Update: 2007, communication from Wardner family
      We are very pleased to have received letters from descendants of the Wardner family, starting in 2004, and we urge any other descendants to contact us because we plan to update this story later in 2007. Randolph Wardner was the first. His grandmother, Charlotte, was the seventh of eight children of James Wardner, and Randolph's mother was an only child.
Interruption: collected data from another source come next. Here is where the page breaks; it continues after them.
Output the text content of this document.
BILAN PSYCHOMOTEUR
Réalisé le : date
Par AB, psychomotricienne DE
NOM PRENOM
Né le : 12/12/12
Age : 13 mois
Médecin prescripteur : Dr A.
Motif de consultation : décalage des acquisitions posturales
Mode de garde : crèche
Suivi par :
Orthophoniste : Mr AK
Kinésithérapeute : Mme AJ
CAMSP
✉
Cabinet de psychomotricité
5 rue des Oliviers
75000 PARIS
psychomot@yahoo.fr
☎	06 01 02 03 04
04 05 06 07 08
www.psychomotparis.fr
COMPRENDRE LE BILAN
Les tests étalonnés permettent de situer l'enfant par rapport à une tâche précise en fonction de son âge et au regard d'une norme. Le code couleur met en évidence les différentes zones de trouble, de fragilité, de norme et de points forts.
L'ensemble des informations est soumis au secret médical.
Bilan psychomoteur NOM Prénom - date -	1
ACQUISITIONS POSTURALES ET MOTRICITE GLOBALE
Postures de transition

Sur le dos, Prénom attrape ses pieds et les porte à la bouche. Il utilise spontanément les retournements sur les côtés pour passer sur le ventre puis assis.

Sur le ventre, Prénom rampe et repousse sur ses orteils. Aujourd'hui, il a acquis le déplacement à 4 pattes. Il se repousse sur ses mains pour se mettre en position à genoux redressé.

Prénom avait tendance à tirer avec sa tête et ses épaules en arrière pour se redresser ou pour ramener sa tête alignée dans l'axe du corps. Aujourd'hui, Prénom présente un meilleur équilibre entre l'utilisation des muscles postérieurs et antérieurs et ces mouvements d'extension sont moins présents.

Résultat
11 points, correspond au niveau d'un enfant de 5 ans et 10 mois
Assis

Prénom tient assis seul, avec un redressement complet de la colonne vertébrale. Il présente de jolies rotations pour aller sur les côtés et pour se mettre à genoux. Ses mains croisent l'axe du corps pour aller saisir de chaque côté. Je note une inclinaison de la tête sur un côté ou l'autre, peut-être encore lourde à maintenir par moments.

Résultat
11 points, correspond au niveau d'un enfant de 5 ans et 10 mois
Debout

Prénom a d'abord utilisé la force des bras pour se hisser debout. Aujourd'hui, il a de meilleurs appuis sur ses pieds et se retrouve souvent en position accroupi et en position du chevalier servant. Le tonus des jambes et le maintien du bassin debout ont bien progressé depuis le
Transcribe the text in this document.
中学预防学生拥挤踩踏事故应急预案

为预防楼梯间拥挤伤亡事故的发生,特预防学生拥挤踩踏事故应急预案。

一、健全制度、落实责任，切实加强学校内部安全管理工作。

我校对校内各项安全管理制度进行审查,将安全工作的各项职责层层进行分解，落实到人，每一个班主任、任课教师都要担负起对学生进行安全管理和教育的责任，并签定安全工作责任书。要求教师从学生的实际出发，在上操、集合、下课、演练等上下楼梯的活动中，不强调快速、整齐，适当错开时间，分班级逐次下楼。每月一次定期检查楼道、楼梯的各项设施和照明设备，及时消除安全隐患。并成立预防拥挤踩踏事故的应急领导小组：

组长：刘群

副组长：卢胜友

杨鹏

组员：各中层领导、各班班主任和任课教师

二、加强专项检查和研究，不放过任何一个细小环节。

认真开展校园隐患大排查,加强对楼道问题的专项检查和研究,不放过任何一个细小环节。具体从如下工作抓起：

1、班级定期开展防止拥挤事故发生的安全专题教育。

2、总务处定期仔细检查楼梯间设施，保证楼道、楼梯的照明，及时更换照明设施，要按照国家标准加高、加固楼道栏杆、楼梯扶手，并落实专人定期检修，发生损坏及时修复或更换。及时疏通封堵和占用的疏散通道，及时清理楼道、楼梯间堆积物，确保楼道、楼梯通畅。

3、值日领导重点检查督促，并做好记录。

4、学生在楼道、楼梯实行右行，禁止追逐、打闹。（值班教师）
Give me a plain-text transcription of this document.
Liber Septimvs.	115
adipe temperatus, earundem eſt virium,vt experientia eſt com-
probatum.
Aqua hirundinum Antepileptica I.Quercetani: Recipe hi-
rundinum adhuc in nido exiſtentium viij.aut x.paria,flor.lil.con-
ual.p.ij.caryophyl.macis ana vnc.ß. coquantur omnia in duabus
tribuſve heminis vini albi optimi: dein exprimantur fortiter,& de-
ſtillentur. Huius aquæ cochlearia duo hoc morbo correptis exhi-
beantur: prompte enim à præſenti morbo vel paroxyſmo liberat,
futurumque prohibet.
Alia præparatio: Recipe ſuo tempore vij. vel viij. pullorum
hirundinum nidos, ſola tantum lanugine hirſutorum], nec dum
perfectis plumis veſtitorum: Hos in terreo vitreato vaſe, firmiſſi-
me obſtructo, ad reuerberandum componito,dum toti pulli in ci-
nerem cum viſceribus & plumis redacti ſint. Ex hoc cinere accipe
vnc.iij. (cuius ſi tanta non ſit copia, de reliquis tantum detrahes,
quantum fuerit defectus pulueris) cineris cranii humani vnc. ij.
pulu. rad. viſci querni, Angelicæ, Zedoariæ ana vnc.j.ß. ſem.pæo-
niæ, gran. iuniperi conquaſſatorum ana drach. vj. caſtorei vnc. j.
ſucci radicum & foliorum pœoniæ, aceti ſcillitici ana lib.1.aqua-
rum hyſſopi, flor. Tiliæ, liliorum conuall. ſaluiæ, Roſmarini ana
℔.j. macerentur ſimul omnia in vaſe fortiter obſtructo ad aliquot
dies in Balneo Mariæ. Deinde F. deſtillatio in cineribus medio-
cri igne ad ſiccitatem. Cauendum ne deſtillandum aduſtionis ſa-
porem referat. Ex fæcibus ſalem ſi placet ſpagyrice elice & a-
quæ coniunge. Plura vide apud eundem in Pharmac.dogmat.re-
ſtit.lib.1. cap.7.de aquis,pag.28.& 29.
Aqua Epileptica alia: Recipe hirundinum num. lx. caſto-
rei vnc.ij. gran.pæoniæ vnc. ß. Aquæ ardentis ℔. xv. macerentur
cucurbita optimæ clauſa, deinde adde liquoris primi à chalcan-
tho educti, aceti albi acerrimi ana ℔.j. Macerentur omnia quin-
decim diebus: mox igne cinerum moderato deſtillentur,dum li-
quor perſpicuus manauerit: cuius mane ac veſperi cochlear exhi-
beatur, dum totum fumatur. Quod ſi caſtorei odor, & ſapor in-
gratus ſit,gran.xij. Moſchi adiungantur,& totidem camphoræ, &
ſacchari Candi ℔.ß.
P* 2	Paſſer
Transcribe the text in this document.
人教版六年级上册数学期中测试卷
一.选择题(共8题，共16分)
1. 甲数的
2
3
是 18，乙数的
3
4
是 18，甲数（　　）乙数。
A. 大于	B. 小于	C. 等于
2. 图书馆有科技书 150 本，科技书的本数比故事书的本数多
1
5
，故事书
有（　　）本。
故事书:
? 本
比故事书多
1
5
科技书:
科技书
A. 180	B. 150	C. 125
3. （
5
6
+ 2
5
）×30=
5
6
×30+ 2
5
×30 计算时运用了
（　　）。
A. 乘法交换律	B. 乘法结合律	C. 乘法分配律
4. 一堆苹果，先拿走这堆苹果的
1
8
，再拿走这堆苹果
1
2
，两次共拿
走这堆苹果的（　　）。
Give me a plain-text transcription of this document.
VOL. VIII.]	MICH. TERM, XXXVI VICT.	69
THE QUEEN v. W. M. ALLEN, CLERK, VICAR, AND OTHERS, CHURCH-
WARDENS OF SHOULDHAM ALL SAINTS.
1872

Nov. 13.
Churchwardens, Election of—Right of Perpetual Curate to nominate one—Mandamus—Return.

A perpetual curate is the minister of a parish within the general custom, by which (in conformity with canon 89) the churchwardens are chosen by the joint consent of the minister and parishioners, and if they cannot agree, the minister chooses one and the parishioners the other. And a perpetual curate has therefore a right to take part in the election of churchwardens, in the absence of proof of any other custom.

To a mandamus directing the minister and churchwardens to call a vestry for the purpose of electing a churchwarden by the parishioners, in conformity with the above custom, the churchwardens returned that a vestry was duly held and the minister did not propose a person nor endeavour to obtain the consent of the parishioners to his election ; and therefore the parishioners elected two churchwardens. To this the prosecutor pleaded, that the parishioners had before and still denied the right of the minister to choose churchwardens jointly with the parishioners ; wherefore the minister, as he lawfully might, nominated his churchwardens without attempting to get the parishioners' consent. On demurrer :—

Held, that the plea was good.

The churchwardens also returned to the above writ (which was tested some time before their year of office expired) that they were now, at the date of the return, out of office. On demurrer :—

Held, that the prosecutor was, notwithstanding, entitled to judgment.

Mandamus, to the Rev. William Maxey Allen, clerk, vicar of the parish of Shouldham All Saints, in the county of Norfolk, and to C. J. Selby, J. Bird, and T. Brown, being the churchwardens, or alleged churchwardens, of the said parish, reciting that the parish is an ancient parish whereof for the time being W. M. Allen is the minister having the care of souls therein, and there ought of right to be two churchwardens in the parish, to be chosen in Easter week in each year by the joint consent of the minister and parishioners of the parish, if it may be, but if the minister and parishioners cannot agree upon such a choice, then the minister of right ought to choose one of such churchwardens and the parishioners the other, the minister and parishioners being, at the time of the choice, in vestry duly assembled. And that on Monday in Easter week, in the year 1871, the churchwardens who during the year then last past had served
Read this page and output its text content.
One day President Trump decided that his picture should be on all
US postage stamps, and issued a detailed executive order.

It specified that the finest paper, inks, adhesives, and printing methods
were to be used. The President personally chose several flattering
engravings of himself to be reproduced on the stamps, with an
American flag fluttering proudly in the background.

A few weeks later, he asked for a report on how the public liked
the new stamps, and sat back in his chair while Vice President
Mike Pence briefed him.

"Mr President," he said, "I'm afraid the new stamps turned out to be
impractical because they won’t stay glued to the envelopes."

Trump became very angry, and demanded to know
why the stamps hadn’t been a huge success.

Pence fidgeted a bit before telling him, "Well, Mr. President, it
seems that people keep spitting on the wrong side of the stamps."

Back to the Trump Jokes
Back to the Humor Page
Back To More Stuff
Gary Kistler wrote to us and let us know that his grandfather was Hadley, the oldest child of James's family. He also told us that James Wardner died in El Paso, Texas on March 3, 1905, and is buried in Forest Home Cemetery in Milwaukee, Wisconsin, his home state. His wife died in Chicago on New Year's Day, 1901, and is buried next to her husband. Jon M. Wardner also wrote. He is involved with the Wardner family association and he told us that the first of the Wardners in the U.S. arrived in Boston in 1752. Gary Kistler also told us about an authoritative book on the family, Wardners in America, by Carolyn Wardner Buck. We hope that a reader has the book and can possibly add more information to what we have in our series of stories.